What is the main bear temptation against charity?

To cross over the fine line that separates discerning from outright judging. To judge that my woofy friend Studly McGruff is worse than me because he sleeps around. To judge that my friends Mr and Mrs Propriety Toyota are, because straight, boring. In the Church, to judge that Father Cleancut Broadcasting is political, Sister Frigida Guiltward blinkered, the Reverend Martin-Luther Protestant heretical, and Brother Flopworth Sackcloth a spoilsport.

Okay, I know, I know: I really was too hard some pages ago on Father N.N.

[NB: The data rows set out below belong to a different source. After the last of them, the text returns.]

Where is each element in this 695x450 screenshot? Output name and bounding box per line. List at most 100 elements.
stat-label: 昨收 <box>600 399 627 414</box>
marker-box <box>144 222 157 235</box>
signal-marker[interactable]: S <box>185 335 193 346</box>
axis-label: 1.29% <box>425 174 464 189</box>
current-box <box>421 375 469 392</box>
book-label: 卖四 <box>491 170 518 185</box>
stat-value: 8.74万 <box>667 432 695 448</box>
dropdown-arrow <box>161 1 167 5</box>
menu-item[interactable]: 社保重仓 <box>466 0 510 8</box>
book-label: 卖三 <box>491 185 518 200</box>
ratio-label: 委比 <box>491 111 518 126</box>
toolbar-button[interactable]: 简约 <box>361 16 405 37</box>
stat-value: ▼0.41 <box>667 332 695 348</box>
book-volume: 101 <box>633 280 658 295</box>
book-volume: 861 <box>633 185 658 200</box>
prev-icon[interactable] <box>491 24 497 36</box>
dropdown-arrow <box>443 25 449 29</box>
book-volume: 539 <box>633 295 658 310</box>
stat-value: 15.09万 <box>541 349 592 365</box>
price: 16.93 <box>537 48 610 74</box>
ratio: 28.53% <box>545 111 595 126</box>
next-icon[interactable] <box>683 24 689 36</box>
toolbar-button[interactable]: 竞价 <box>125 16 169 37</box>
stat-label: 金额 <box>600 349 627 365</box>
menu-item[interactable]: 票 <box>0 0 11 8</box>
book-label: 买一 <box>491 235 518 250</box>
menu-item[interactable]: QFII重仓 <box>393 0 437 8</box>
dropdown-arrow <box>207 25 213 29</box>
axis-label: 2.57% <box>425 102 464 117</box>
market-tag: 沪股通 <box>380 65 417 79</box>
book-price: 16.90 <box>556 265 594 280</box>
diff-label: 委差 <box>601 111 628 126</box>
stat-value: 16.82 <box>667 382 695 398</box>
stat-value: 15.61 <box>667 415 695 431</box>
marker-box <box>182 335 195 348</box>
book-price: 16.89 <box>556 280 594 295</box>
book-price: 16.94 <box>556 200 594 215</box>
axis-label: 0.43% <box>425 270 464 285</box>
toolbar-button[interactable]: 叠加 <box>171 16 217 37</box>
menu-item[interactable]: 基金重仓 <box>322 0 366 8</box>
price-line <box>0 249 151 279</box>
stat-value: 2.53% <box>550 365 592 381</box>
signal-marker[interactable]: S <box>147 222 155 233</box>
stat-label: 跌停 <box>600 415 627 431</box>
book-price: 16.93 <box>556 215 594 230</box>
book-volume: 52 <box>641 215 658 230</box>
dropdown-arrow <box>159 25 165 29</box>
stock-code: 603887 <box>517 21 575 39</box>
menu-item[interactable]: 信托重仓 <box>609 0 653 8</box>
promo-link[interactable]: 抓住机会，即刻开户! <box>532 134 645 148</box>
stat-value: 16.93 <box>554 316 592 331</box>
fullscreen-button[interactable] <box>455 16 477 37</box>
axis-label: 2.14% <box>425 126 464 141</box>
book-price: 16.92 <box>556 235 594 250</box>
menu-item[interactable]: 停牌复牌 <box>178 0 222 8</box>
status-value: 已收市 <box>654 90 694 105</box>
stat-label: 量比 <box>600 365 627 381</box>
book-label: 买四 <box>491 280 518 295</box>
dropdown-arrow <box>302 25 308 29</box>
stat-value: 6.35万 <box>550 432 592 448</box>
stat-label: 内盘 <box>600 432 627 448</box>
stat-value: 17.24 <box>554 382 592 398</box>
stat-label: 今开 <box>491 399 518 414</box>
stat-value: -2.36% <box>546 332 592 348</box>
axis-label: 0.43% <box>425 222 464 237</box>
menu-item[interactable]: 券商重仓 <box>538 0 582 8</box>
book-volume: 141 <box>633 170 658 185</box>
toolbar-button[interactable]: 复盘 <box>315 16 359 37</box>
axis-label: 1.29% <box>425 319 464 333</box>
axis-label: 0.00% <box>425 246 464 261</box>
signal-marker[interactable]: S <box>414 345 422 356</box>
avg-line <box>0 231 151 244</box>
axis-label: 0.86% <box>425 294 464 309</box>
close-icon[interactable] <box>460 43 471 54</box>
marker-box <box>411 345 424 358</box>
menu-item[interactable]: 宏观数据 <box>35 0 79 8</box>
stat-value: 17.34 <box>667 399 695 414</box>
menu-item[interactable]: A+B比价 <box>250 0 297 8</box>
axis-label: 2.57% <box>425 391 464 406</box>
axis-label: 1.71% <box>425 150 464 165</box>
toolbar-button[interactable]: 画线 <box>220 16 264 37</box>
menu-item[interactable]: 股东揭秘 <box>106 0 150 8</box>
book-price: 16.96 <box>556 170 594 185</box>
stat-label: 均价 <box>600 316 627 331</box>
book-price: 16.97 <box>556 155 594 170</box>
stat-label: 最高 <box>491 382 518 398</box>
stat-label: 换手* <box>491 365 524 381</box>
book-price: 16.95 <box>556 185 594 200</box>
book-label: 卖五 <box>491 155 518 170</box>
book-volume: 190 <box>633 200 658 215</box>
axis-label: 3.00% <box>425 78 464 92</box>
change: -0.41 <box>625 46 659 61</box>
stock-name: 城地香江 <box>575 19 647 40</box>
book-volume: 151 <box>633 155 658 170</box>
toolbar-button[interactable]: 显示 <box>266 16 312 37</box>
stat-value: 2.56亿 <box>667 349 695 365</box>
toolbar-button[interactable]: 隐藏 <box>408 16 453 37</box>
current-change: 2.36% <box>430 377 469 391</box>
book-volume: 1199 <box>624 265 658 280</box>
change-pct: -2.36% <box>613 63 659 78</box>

The truth about Father N.N., as far as I can make it out—of course, I don’t have more than a few of the facts, but I think things through as well as I can—is that he is a prisoner of the institutional Church. If you are a simple priest, of limited energy and talent, your life is hard in various well known ways. You mediate, as it might be, and are rather universally resented for your mediating, between two difficult parish officers who feud over a single reserved parking space. Or you find that because your predecessor lacked an empathy for plumbing, lacked an affinity for pipes, lacked the charism of pastoral concern for hard-water scale, there will very shortly be an eight-thousand-dollar emergency in the downstairs kitchen. But your life is harder if, like Father N.N., you are vigorous and brilliant. Now the institutional Church becomes a most refined torturer, dangling before you first this glittering promotion, then that one. Develop this series of columns (as it were), produce that television show, and we’ll get you (as it were) an academic semester at Louvain, a posting to Rome. Be cheerfully firm with this Monsignor, respectfully independent-minded in the hearing of that Auxiliary Bishop, and your ministry will fructify in surprising ways. What I am saying here is that institutions deform people, pressing them, perhaps temporarily, into unnatural shapes.

Bearhood and judging don’t mix, much as bearhood and lying don’t. Unfortunately, inside a bear (I know this from my own case) there can be a limp-wristed, mincing, weak, judgemental rat. We have to kind of get in touch with our Inner Rat and tell him, firmly, that in this space we’re bears, not rats, thanks buddy.